A bela e a fera

A bela e a fera / Beauty and the Beast or The Enormous Wound

Short stories and novellas , 1979

Rocco

Pages: 108

"Well, so she left the beauty salon by the elevator in the Copacabana Palace Hotel. Her driver wasn’t there. She looked at her watch: it was four in the afternoon. And suddenly she remembered: she’d told “her” José to pick her up at five, not factoring in that she wouldn’t get a manicure or pedicure, just a massage. What should she do? Take a taxi? But she had a five-hundred-cruzeiro bill on her and the cab driver wouldn’t have change. She’d brought cash because her husband had told her you should never go out without cash. It crossed her mind to go back to the beauty salon and ask for change. But–but it was a May afternoon and the cool air was a flower blooming with its perfume. And so she thought it wonderful and unusual to be standing on the street–out in the wind that was ruffling her hair. She couldn’t remember the last time she’d been alone with herself. Maybe never. It was always her–with others, and in these others she was reflected and the others were reflected in her. Nothing was–was pure, she thought without understanding what she meant.

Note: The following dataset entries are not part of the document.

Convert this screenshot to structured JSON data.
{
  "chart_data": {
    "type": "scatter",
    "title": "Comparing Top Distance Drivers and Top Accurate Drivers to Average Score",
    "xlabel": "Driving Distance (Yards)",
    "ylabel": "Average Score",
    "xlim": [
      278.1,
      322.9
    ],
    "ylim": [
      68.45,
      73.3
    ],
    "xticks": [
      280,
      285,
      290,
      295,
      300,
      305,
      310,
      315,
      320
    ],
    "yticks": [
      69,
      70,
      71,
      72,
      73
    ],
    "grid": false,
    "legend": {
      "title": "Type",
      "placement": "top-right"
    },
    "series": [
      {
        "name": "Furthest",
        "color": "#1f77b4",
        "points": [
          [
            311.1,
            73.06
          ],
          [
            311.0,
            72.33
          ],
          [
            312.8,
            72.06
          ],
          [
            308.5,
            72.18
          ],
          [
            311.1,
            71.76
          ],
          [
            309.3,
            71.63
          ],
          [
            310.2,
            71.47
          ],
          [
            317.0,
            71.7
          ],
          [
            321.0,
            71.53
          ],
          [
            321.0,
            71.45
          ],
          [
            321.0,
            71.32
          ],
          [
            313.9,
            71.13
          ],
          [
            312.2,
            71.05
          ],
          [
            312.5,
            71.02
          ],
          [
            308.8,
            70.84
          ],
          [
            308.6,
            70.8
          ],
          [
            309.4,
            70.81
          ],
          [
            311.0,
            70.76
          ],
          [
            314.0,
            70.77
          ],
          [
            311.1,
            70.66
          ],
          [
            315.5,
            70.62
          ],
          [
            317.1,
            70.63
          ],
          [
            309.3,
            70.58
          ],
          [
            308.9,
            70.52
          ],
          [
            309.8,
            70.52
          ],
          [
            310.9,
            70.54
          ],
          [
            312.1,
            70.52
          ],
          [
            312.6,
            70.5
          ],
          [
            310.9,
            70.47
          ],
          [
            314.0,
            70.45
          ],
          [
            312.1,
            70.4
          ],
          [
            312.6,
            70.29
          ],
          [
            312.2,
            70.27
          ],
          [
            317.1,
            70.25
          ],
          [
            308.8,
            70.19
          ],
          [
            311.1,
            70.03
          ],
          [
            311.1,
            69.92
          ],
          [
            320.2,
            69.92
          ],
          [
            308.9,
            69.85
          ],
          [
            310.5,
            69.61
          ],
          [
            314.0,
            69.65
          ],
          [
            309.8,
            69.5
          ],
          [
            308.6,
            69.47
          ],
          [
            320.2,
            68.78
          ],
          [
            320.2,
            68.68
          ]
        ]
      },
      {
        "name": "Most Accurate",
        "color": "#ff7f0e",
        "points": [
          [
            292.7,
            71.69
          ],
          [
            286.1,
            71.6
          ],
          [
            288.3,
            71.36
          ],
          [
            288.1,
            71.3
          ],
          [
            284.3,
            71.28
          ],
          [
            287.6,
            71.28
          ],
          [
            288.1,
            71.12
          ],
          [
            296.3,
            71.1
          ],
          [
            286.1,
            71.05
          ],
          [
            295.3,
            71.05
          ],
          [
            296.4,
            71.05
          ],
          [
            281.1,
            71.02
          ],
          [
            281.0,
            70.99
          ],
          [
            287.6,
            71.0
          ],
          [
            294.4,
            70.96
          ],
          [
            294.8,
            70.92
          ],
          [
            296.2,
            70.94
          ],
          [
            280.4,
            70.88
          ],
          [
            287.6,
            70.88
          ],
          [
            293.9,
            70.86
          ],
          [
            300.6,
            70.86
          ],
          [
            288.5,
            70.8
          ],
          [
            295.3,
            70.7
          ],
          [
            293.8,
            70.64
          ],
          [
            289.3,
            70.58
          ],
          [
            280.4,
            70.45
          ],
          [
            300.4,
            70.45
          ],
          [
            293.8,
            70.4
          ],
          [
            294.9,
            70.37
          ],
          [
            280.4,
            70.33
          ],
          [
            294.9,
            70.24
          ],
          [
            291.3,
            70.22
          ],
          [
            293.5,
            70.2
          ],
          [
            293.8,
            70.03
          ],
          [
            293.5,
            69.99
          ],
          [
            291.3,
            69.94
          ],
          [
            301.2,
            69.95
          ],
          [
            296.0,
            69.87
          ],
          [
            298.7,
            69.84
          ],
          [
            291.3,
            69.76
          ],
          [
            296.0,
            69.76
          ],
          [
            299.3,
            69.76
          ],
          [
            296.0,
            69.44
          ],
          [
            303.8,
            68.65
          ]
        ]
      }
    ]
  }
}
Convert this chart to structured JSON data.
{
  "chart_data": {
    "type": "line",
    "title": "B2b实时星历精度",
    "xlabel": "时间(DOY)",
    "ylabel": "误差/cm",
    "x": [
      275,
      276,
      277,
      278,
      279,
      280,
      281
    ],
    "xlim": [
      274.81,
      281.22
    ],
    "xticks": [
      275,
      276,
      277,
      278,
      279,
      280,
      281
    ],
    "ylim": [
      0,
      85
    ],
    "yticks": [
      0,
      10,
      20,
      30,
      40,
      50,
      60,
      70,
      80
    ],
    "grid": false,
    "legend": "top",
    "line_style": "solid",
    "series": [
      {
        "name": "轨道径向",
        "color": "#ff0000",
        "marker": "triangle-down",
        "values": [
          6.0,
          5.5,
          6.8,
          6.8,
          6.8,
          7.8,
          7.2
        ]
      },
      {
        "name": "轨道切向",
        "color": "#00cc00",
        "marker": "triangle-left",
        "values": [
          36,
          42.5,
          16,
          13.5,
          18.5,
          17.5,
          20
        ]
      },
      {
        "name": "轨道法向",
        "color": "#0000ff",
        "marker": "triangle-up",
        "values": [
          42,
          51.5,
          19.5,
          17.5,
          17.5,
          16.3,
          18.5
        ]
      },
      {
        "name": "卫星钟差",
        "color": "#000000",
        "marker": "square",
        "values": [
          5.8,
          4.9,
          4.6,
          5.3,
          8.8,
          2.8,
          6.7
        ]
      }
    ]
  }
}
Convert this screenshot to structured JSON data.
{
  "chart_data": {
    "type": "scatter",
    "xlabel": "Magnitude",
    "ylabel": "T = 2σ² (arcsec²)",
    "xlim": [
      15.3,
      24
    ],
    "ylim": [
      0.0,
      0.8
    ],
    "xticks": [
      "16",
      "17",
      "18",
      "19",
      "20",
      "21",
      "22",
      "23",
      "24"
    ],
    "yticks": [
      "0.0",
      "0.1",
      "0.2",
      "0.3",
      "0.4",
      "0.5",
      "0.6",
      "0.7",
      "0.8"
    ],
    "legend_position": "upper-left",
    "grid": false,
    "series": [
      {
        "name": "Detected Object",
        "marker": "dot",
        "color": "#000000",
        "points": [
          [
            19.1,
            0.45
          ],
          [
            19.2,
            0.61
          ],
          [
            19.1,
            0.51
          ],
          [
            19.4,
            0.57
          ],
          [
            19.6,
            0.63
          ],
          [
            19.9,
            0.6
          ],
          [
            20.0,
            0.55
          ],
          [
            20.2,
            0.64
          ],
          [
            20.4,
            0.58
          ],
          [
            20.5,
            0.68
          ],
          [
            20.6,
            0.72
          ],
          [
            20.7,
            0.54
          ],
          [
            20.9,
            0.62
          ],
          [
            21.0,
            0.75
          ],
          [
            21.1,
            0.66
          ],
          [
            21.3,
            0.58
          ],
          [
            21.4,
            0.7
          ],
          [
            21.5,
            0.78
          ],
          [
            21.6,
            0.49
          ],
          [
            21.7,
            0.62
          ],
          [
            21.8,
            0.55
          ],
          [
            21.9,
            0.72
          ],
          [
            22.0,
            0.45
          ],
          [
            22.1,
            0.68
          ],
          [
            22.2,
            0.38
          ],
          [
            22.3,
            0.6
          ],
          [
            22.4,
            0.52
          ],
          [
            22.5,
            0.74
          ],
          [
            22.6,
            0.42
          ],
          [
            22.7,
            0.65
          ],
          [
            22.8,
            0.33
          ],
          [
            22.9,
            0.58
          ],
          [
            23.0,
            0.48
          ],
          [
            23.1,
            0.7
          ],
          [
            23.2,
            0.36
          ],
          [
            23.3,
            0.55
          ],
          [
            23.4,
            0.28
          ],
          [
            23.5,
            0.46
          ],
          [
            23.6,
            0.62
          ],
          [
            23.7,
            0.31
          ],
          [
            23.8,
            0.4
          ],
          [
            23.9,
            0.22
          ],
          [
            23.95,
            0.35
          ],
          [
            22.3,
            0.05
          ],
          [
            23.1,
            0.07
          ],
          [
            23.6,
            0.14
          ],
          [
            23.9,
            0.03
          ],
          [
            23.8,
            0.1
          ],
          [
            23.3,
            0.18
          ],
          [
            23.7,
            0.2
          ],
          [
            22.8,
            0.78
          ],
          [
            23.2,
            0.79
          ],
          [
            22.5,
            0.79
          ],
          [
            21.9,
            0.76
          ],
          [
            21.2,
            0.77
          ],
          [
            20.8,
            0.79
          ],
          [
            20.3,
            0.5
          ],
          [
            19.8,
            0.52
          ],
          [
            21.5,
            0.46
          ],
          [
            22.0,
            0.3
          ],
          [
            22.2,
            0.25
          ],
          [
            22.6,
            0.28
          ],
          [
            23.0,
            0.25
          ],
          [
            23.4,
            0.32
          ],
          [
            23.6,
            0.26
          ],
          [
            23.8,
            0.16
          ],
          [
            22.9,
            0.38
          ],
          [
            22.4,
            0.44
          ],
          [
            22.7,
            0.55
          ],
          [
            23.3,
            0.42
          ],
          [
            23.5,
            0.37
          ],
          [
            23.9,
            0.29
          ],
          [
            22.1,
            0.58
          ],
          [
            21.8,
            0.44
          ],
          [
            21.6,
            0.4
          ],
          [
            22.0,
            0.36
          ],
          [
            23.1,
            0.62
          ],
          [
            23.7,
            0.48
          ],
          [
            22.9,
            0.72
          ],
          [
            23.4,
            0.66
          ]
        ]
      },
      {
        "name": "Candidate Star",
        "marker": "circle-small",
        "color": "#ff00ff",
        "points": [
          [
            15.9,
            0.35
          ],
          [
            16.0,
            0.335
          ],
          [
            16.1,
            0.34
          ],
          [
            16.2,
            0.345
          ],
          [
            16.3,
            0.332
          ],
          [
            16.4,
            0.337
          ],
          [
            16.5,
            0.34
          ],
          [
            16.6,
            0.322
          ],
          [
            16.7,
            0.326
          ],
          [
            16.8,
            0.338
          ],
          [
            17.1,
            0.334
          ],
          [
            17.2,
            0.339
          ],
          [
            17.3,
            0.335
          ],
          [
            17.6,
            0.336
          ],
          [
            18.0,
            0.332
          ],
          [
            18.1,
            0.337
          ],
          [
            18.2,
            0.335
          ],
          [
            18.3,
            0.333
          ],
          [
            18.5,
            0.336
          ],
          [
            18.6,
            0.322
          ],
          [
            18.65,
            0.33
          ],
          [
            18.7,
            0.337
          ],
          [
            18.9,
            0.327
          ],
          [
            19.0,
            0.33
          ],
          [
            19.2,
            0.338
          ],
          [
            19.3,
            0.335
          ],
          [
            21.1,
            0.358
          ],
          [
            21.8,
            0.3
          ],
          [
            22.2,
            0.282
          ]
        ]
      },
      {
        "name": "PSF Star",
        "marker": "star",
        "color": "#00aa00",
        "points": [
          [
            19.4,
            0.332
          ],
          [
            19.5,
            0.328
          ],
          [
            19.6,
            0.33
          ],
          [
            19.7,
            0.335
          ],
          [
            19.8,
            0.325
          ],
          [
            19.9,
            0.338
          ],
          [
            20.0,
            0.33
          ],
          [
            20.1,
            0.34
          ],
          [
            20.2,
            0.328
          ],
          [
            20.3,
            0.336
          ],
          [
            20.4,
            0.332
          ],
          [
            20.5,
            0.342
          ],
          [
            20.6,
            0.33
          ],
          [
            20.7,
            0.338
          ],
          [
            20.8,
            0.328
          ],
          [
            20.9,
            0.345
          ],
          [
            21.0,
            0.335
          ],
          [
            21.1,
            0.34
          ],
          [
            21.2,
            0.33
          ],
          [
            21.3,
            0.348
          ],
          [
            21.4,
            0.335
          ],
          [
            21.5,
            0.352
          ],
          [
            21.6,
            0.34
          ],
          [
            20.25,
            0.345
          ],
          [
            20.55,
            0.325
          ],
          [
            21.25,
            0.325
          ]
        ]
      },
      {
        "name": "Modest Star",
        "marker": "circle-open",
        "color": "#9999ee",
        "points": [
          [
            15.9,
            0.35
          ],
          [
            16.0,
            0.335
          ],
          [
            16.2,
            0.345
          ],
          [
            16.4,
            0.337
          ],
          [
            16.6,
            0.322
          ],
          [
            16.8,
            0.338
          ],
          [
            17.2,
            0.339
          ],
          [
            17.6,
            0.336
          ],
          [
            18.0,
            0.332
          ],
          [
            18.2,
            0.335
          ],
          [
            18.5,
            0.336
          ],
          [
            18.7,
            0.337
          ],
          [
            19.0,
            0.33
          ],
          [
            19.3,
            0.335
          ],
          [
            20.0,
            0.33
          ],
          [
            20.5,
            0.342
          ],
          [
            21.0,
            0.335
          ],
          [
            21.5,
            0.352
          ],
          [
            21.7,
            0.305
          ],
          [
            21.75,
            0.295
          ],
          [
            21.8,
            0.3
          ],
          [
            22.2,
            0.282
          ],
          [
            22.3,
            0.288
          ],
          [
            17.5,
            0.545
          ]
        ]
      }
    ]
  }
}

When she saw herself in the mirror —her skin, tawny from sunbathing, made the gold flowers in her black hair stand out against her face–, she held back from exclaiming “ah!”–for she was fifty million units of beautiful people. Never had there been–in all the world’s history–anyone like her. And then, in three trillion trillion years–there wouldn’t be a single girl exactly like her."